You can view his presentation HERE.

Mr. Hamlin stated that both industries have the opportunity to meet a very large and growing need. For medical wearable’s it is the opportunity to reduce chronic disease. For the autonomous vehicle industry it is the opportunity to reduce the chronic roadway fatalities of 30,000+ per year. But before either industry can make an impact, each must first achieve three key factors:

  1. Access
  2. Integration
  3. Adoption

Under access he said that for a technology to achieve widespread adoption it must be accessible. One easy way to make that happen today is to take advantage of the personal cell phone market. These devices have become very powerful, very inexpensive, and everyone owns one. So instead of expensive, stand alone systems, create hardware that interfaces with your phone using an app. This is already taking place in all three industries.

His second factor, integration, revolves around data. Medical wearable’s generate a great deal of data. So do autonomous vehicles. And so do work zone ITS systems. The data quickly overwhelms the practitioners. They quickly begin to ignore it and go back to doing what they did before. Because they just don’t know where to start in making use of that data. As he pointed out, data must be relevant.

Autonomous vehicle manufacturers are addressing this by keeping most of the data to themselves. They use it for product improvement and verification. They only release data to other users that is relevant. Data packages are customized for each group of users. This requires a good understanding of each user’s needs and habits, but results in faster and broader adoption.

Work zone ITS can learn from this. We must understand what our customers need from data. Traffic operations will want one package. Construction may want something else. And systems operations folks may want yet another set.

This will vary from state to state and even from one district office to another.
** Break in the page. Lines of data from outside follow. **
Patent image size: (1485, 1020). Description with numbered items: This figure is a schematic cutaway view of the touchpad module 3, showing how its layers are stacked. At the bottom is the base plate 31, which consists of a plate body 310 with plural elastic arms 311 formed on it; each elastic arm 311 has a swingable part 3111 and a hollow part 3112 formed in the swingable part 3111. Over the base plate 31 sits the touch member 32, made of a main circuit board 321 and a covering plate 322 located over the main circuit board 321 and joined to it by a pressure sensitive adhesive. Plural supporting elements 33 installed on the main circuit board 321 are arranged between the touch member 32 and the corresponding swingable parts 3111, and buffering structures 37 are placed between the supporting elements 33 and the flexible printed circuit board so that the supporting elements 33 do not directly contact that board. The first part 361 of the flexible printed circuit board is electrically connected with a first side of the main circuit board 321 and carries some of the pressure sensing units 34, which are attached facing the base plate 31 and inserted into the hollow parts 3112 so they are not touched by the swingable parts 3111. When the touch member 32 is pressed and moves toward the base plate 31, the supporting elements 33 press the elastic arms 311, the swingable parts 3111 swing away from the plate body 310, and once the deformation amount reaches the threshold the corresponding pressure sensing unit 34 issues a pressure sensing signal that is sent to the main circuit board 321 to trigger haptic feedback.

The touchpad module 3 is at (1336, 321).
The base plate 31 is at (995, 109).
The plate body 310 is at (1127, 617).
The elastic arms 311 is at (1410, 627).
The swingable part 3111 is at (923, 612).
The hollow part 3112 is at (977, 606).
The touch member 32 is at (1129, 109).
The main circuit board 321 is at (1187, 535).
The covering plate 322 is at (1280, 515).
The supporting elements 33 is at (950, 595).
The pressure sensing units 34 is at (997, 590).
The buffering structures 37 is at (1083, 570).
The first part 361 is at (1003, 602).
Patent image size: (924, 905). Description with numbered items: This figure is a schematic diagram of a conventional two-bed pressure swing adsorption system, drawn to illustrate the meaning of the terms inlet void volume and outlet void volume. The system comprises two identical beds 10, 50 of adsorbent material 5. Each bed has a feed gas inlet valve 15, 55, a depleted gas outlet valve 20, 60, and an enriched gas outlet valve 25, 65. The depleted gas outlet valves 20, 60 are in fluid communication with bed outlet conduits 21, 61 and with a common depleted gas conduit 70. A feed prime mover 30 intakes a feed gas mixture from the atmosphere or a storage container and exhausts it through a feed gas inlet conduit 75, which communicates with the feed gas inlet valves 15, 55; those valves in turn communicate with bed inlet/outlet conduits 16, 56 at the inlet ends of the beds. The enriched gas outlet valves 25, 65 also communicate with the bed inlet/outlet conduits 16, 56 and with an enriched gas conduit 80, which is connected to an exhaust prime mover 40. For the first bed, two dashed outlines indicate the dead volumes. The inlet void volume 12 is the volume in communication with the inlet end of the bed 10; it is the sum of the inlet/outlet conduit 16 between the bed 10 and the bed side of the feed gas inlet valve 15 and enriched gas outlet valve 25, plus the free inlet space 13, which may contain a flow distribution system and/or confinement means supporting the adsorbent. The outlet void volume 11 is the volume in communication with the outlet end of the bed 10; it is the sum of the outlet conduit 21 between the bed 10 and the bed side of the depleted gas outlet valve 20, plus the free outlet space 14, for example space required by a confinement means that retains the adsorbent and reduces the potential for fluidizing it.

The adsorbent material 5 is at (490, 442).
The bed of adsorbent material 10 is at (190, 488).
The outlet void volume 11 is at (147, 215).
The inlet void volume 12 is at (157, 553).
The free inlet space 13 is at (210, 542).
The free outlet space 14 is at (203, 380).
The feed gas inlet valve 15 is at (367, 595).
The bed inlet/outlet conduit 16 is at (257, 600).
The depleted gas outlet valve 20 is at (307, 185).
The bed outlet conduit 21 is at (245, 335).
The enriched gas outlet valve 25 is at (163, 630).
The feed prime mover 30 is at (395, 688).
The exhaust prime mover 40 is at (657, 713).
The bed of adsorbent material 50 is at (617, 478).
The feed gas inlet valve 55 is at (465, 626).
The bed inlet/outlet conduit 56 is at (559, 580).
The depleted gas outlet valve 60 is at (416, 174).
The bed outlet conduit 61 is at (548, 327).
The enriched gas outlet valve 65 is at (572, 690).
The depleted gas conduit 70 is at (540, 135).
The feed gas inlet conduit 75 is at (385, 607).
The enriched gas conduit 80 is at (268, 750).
A more urban district may watch volumes while a more rural district may be more interested in speeds or queue lengths.

As Mr. Hamlin said, for our systems to impact roadway work zone fatalities we must first achieve access and then integration. Only by packaging our data so that it is relevant can we hope to achieve the third factor, adoption. Once users become accustomed to receiving timely and useful data, they will come to depend on it. And once they depend on it, our systems will see far more common use.